Since the back-and-forth, which included the owner of Noble Smoke temporarily putting up towing signs in his parking lot, Guzman said she’d lost hundreds of thousands of dollars in business. Now, she says she is unable to afford rent.
“In April, we had an immediate decline in business because of all of this press. 60 percent. We have lost over $240,000 in revenue,” she said.
Browder told Queen City News that they did not charge Guzman rent from March 2020 until May 2021 due to the pandemic. Then, he says she only made her pay 37 percent of her contract rent from June 2021 to through December 2021. Starting in January 2022, he says they allowed her to pay only 50 percent of her contracted rent, but in June 2022, they requested she starts paying the full rent amount. In a letter sent to Guzman, Browder claims his company has lost $240,000 in rent forgiveness to her business.
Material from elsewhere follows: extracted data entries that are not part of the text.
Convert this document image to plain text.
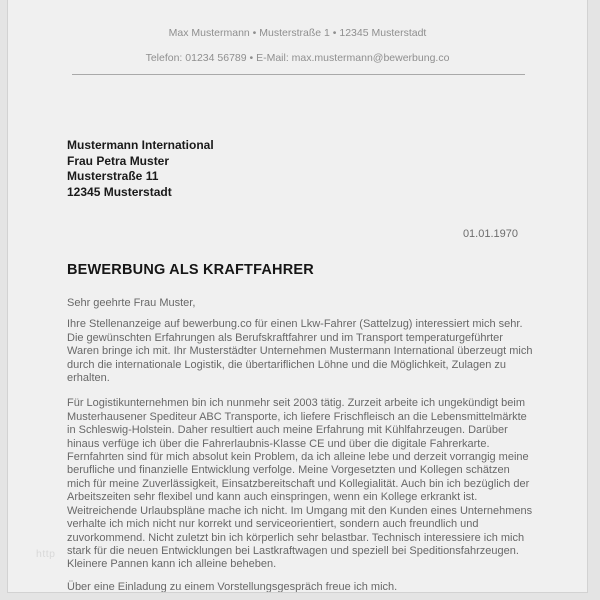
Max Mustermann • Musterstraße 1 • 12345 Musterstadt
Telefon: 01234 56789 • E-Mail: max.mustermann@bewerbung.co
Mustermann International
Frau Petra Muster
Musterstraße 11
12345 Musterstadt
01.01.1970
BEWERBUNG ALS KRAFTFAHRER

Sehr geehrte Frau Muster,

Ihre Stellenanzeige auf bewerbung.co für einen Lkw-Fahrer (Sattelzug) interessiert mich sehr. Die gewünschten Erfahrungen als Berufskraftfahrer und im Transport temperaturgeführter Waren bringe ich mit. Ihr Musterstädter Unternehmen Mustermann International überzeugt mich durch die internationale Logistik, die übertariflichen Löhne und die Möglichkeit, Zulagen zu erhalten.

Für Logistikunternehmen bin ich nunmehr seit 2003 tätig. Zurzeit arbeite ich ungekündigt beim Musterhausener Spediteur ABC Transporte, ich liefere Frischfleisch an die Lebensmittelmärkte in Schleswig-Holstein. Daher resultiert auch meine Erfahrung mit Kühlfahrzeugen. Darüber hinaus verfüge ich über die Fahrerlaubnis-Klasse CE und über die digitale Fahrerkarte. Fernfahrten sind für mich absolut kein Problem, da ich alleine lebe und derzeit vorrangig meine berufliche und finanzielle Entwicklung verfolge. Meine Vorgesetzten und Kollegen schätzen mich für meine Zuverlässigkeit, Einsatzbereitschaft und Kollegialität. Auch bin ich bezüglich der Arbeitszeiten sehr flexibel und kann auch einspringen, wenn ein Kollege erkrankt ist. Weitreichende Urlaubspläne mache ich nicht. Im Umgang mit den Kunden eines Unternehmens verhalte ich mich nicht nur korrekt und serviceorientiert, sondern auch freundlich und zuvorkommend. Nicht zuletzt bin ich körperlich sehr belastbar. Technisch interessiere ich mich stark für die neuen Entwicklungen bei Lastkraftwagen und speziell bei Speditionsfahrzeugen. Kleinere Pannen kann ich alleine beheben.

Über eine Einladung zu einem Vorstellungsgespräch freue ich mich.

http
According to Browder, Guzman did not pay the full rent amount in June 2022 and asked for a continuance of the modified rent. Browder says his team and Guzman came to an agreement in which she could pay $42,000 in back rent for the months she did not pay (June-September) and then pay $14,000 per month for the rest of the year, at which time they would let her out of her lease early. Browder says although this agreement was Guzman’s idea, she did not sign the agreement. Browder ended up filing for eviction.
“Mentally, this has just been too much. It’s too much. I’m overwhelmed,” said Guzman. “Our business isn’t over, but we are transitioning out of this space. But we don’t want to be here. We don’t want to be where we’re not wanted.”
At the height of the parking debate, Charlotte Pastor Penny Maxwell posted a video on Instagram, calling out Guzman and defending Noble Smoke and its owner Jim Noble. Guzman commented on this video, accusing Maxwell of communicating threats against her and asking, “do you want to have a shootout?”
Guzman told Queen City News she was being facetious, but Maxwell pressed charges, and Guzman was arrested for communicating threats. Guzman says her court date is in November.